Na piedade para com o cadáver, elas mostraram um sinal de simples humanidade e, ao mesmo tempo, de uma sublime tradição. Agora, a história tinha acabado. O papa Francisco também disse isso: elas dirigiram-se ao sepulcro com a tristeza de "quem vai ao cemitério", como haviam feito desde o início dos tempos, todas as suas antepassadas. Nenhum som de novo, mas apenas o vazio da dor e da remissão no triste desfecho daquele Sábado.
Elas não imaginavam certamente que a cotovia teria cantado. Sacudido seu ritual com um canto de despertar, com uma agitação fora do roteiro.
Um canto que chamava à urgência, à busca, à desobediência. Um desabrochar de flores, sobre a rocha do óbvio. A vida inesperada é um milagre desconfortável, quase uma incomodação, uma beleza urgente demais. Um sinal de contradição que exige mais coragem do que a necessária para lançar uma bomba a partir de uma mesa. Não, não há nenhum cadáver para untar! Não há mais tempo para concluir o curso das coisas. Não há mais espaço para os ritos. A vida grita e é preciso abandonar o sepulcro.
Tudo precisa ser reinventado fora daqui, além da pedra. Há coisas para acreditar, olhar, correr, recordar, anunciar, espalhar as 'boas notícias' para o amanhã.
Assim foi naquela manhã de Páscoa e na segunda-feira que a Igreja ainda está comemorando. A viagem ordinária das mulheres teve de mudar sua programação.
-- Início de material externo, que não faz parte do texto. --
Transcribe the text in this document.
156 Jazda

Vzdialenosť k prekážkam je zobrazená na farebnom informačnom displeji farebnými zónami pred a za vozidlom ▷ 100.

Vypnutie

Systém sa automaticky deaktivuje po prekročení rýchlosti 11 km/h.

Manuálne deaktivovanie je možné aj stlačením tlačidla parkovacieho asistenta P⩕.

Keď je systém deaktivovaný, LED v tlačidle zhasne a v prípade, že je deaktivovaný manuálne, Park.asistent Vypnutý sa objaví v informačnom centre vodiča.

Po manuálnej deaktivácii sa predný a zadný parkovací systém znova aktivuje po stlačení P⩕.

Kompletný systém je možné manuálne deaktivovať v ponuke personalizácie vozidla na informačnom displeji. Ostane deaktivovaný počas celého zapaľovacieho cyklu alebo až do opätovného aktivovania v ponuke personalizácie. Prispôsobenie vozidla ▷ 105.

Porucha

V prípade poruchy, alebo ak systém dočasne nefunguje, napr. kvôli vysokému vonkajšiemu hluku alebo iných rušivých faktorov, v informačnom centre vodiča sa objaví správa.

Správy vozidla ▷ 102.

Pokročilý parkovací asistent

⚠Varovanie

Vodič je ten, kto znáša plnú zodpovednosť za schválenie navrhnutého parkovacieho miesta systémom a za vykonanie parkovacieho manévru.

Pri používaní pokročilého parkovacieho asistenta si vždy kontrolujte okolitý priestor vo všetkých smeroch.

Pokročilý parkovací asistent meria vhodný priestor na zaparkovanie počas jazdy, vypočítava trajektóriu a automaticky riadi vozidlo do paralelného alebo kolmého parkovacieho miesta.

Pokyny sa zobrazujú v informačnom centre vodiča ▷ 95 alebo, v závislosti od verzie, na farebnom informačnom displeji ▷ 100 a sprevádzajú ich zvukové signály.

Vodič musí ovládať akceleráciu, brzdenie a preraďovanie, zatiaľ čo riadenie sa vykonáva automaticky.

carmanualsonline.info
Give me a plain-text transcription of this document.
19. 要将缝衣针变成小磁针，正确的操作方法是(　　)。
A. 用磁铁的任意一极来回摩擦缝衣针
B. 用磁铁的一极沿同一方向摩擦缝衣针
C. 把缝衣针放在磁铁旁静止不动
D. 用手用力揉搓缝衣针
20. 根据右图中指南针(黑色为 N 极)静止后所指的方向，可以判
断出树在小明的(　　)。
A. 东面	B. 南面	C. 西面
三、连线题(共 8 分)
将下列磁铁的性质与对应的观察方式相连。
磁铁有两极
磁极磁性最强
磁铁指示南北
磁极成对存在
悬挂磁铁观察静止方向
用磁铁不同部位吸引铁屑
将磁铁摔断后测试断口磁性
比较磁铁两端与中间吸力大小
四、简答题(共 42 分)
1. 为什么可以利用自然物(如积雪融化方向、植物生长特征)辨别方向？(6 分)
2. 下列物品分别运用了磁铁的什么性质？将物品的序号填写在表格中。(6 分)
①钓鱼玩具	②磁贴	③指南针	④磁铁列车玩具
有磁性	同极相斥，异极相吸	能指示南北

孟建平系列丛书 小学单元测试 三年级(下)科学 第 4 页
Eles tinham vindo para ficar 'aqui' e tiveram que seguir para ‘além’. Estavam em Jerusalém, mas foram enviadas para a Galileia. A Vida é Evento e quando se põe em movimento atropela, perturba, subverte, inverte. Ninguém pode pará-la. O acontecimento da esperança é a única verdadeira revolução. Enquanto a morte é previsível, a Vida é fantasia, gênio, extravaso. Voz do Anjo 'navegador' do Sonho. De um primeiro Amor que as mulheres não permitiram que fosse roubado.
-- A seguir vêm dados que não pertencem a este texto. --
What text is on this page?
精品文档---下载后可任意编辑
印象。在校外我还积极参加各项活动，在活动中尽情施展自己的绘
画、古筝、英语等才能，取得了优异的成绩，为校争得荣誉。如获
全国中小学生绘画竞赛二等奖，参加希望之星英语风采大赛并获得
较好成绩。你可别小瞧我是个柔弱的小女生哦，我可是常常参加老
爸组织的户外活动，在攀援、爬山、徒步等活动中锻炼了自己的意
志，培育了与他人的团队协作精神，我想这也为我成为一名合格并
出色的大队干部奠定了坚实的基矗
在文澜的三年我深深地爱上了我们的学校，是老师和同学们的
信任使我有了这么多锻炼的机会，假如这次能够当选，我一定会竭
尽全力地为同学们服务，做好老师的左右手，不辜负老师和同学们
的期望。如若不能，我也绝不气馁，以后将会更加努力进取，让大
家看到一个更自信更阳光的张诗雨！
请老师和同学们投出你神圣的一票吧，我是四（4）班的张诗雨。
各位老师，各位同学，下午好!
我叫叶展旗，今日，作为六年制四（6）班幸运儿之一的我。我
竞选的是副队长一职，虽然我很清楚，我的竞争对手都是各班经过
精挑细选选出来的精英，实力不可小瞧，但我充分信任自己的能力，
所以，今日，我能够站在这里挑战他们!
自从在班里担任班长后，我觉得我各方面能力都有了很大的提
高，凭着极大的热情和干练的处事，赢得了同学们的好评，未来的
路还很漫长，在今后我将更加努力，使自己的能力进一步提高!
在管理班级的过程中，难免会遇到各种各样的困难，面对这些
Na segunda-feira da Oitava de Páscoa, encontrei uma freira em Aleppo. "Por que você está aí?", perguntei a ela.
"Eu vim para a Sexta-Feira Santa, para estar com o Deus crucificado. Eu chorei em Seus membros dilacerados os membros de 68 crianças que foram despedaçadas por bombas na Síria. Porque na minha voz o seu silêncio se transformasse em profecia, denúncia, pulsar de ressurreição". Lembrei-me de um verso da sabedoria judaica: "O Senhor criou as mães, pois Ele não podia estar em todas as partes". Mães, portanto, para chorar e socorrer, mas também para acolher e abrigar no colo a oficina da vida. Prontas para abandonar o ministério da dor para se consagrar ao da Alegria.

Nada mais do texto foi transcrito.